People in Kunming like to eat bean dough, which is similar to Yuanxiao. They stir-fry beans and grind them, then make them into balls and cook them with water. It tastes good.

10, bad soup

Taizhou area eats bad soup after seeing lanterns on the fourteenth day of the first month every year. Stir-fry the bad soup with shredded pork, shredded winter bamboo shoots, mushrooms, fungus, fresh ducklings, dried beans, oil bubbles, Sichuan bean boards, spinach, etc., and then add a little rice flour to cook it into a salty paste food. The bad soup drunk on the fifteenth day of the first month is sweet, made of sweet potato powder or lotus root starch with lotus seeds, sweet dates, longan and so on.

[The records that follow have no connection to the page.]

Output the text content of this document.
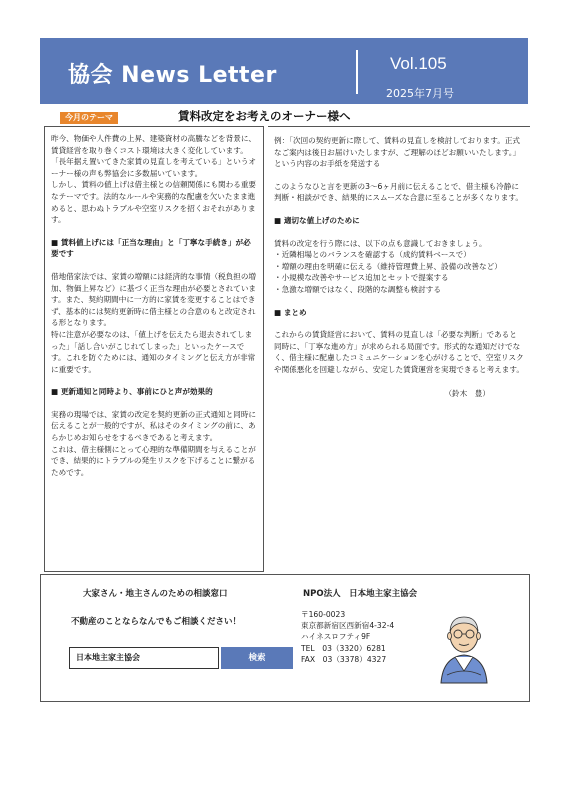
協会 News Letter	Vol.105
2025年7月号
今月のテーマ	賃料改定をお考えのオーナー様へ

昨今、物価や人件費の上昇、建築資材の高騰などを背景に、賃貸経営を取り巻くコスト環境は大きく変化しています。「長年据え置いてきた家賃の見直しを考えている」というオーナー様の声も弊協会に多数届いています。

しかし、賃料の値上げは借主様との信頼関係にも関わる重要なテーマです。法的なルールや実務的な配慮を欠いたまま進めると、思わぬトラブルや空室リスクを招くおそれがあります。

■ 賃料値上げには「正当な理由」と「丁寧な手続き」が必要です

借地借家法では、家賃の増額には経済的な事情（税負担の増加、物価上昇など）に基づく正当な理由が必要とされています。また、契約期間中に一方的に家賃を変更することはできず、基本的には契約更新時に借主様との合意のもと改定される形となります。

特に注意が必要なのは、「値上げを伝えたら退去されてしまった」「話し合いがこじれてしまった」といったケースです。これを防ぐためには、通知のタイミングと伝え方が非常に重要です。

■ 更新通知と同時より、事前にひと声が効果的

実務の現場では、家賃の改定を契約更新の正式通知と同時に伝えることが一般的ですが、私はそのタイミングの前に、あらかじめお知らせをするべきであると考えます。

これは、借主様側にとって心理的な準備期間を与えることができ、結果的にトラブルの発生リスクを下げることに繋がるためです。

例：「次回の契約更新に際して、賃料の見直しを検討しております。正式なご案内は後日お届けいたしますが、ご理解のほどお願いいたします。」という内容のお手紙を発送する

このようなひと言を更新の3～6ヶ月前に伝えることで、借主様も冷静に判断・相談ができ、結果的にスムーズな合意に至ることが多くなります。

■ 適切な値上げのために

賃料の改定を行う際には、以下の点も意識しておきましょう。

・近隣相場とのバランスを確認する（成約賃料ベースで）
・増額の理由を明確に伝える（維持管理費上昇、設備の改善など）
・小規模な改善やサービス追加とセットで提案する
・急激な増額ではなく、段階的な調整も検討する

■ まとめ

これからの賃貸経営において、賃料の見直しは「必要な判断」であると同時に、「丁寧な進め方」が求められる局面です。形式的な通知だけでなく、借主様に配慮したコミュニケーションを心がけることで、空室リスクや関係悪化を回避しながら、安定した賃貸運営を実現できると考えます。

（鈴木　豊）

大家さん・地主さんのための相談窓口
不動産のことならなんでもご相談ください！
日本地主家主協会	検索
NPO法人　日本地主家主協会
〒160-0023
東京都新宿区西新宿4-32-4
ハイネスロフティ9F
TEL　03（3320）6281
FAX　03（3378）4327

1 1, steamed bread and wheat cake

There is a custom of eating steamed bread and wheat cakes in Pujiang, Zhejiang Province during the Lantern Festival. It is said that the reason is that the steamed bread is made of dough and the wheat cake is round, which means "a happy reunion of the hair and grandchildren". In Shangyuan County, Changde, Hunan Province, pepper is used as soup, and leeks and fruits are added to entertain guests, which is called "time soup".

12, noodles

There is a folk proverb in Jiangbei area, which says, "Go to Lantern Festival, leave noodles behind, and look forward to next year after eating them." Local people want to eat noodles on the fifteenth night of the first month, which sounds irrelevant to Lantern Festival, but it also means praying for good luck. "Records of the Year of the Emblem" contains: "On the 18th day of the first month, the lights went down, and people spat on their faces. As the saying goes,' When the lights went up, the lights went down', and each family celebrated for itself." Eating noodles when the lights are off symbolizes the meaning of continuous celebration.